Во втором раунде я пытаюсь атаковать только с длинной дистанции, одиночными ударами. Володе это явно невыгодно, руки у него короче и во взаимном фехтовании он не может получить преимущества. Он перестраивается. Теперь он атакует. Сближается со мной неожиданными рывками и снова уходит на безопасное расстояние. Я перехожу на опережение. Главное для меня — уловить начало его движения, вернее, даже не начало, а вероятность начала, и вовремя встретить, не дать подойти вплотную. Володя же старается запутать меня финтами. Бой проходит с переменным успехом, но в третьем раунде, в самом конце, мне надоедает игра в кошки-мышки с соперником, которого все равно не перехитрить и не переиграть, и я снова уплотняю бой.
— Стоп… время! — подает команду Георгий Николаевич, глядя на секундомер. — Отдохните и — на снаряды.
Я наступаю на канат, пропуская Володю из ринга.
— Замучил ты меня вдребезги, — говорю я ему. — С тобой работать три раунда все равно, что три километра в темпе стометровки пробежать.
— А ты… лихо в конце прижал, — не остается в долгу Володя. — Ударчики у тебя, дай бог!
Вот за это я люблю бокс. За предельную честность борьбы, за то, что он ставит точки над всеми «и» — победа или поражение. Никаких уверток, никаких компромиссов. Суровая мужественная борьба и — ответ: кто ты такой, чего сто́ишь… букашка или воистину мужчина, рыцарь.

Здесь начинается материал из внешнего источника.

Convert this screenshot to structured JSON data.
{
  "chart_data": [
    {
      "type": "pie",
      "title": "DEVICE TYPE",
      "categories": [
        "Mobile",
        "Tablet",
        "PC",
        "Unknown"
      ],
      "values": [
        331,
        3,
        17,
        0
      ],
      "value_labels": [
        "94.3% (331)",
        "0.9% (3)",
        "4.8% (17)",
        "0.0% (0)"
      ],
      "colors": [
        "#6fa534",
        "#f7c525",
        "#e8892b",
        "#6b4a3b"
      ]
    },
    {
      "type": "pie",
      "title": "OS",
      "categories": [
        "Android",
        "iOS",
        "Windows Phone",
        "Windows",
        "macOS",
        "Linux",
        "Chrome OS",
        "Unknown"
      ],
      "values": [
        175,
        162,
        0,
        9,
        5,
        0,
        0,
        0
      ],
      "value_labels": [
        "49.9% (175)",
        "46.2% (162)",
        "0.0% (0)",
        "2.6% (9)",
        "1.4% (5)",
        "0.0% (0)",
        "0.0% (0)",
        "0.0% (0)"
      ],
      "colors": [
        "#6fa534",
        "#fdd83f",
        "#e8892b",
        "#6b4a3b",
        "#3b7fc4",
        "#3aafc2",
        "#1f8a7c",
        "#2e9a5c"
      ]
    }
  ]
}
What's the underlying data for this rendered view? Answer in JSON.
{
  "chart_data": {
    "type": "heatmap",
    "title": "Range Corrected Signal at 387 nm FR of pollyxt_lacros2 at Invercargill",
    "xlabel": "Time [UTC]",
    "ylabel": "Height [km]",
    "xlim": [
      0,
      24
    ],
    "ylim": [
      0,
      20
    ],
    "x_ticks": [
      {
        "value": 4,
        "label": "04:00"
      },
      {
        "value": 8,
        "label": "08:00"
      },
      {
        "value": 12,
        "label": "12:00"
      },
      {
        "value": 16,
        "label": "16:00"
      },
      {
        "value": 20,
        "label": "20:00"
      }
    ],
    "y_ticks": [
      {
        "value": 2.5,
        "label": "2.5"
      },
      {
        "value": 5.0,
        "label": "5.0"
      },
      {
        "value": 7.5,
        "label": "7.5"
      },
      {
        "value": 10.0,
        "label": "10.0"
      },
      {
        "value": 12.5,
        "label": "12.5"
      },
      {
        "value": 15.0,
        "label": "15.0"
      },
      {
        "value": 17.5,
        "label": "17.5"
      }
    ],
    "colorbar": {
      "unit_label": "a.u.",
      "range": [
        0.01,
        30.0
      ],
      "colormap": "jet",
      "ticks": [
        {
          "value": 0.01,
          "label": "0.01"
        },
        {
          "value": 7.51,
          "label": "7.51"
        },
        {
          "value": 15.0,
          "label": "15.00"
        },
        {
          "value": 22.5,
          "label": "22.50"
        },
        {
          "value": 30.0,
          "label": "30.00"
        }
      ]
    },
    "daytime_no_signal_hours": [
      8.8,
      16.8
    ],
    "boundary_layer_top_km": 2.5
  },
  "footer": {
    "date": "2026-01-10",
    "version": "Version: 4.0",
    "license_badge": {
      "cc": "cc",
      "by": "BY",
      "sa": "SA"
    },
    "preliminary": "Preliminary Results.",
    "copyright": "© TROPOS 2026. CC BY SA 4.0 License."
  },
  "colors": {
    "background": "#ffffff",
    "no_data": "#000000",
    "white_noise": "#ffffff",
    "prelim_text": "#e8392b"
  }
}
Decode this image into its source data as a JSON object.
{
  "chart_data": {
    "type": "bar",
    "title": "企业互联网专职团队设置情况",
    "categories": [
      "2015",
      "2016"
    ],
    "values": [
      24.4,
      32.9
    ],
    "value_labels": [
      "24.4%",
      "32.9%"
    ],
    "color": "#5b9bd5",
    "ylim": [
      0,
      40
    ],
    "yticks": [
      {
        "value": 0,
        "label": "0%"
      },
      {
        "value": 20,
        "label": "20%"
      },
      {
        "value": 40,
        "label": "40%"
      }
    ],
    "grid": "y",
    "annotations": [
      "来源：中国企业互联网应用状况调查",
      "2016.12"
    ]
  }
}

Георгий Николаевич просит меня задержаться после тренировки. Я моюсь под душем и сажусь на скамейку возле стены. Вспоминаю, как на такой же скамейке сидел недавно в помещении балетной студии Дома культуры, готовясь к бою с Хлыбовым. Как невообразимо давно это было!
В раздевалку входит Георгии Николаевич, присаживается рядом.
— Что собираешься делать после экзаменов? — спрашивает он.
— Уеду. Правда, еще не знаю куда.
Георгий Николаевич сидит, сцепив на коленях руки.
— Я был бы нечестен с тобой, если бы сказал, что рад этому, — говорит он. — Мне жалко тебя терять. Но ничего не поделаешь… Я понимаю тебя и прошу только об одном — не бросай бокс… где бы ты ни был, что бы ни делал. Из тебя может получиться настоящий мастер. И дело вовсе не в силе и умении. Дело в том, что ты любишь борьбу, ты боец… а боец закаляется в сражениях, в столкновениях с равными себе.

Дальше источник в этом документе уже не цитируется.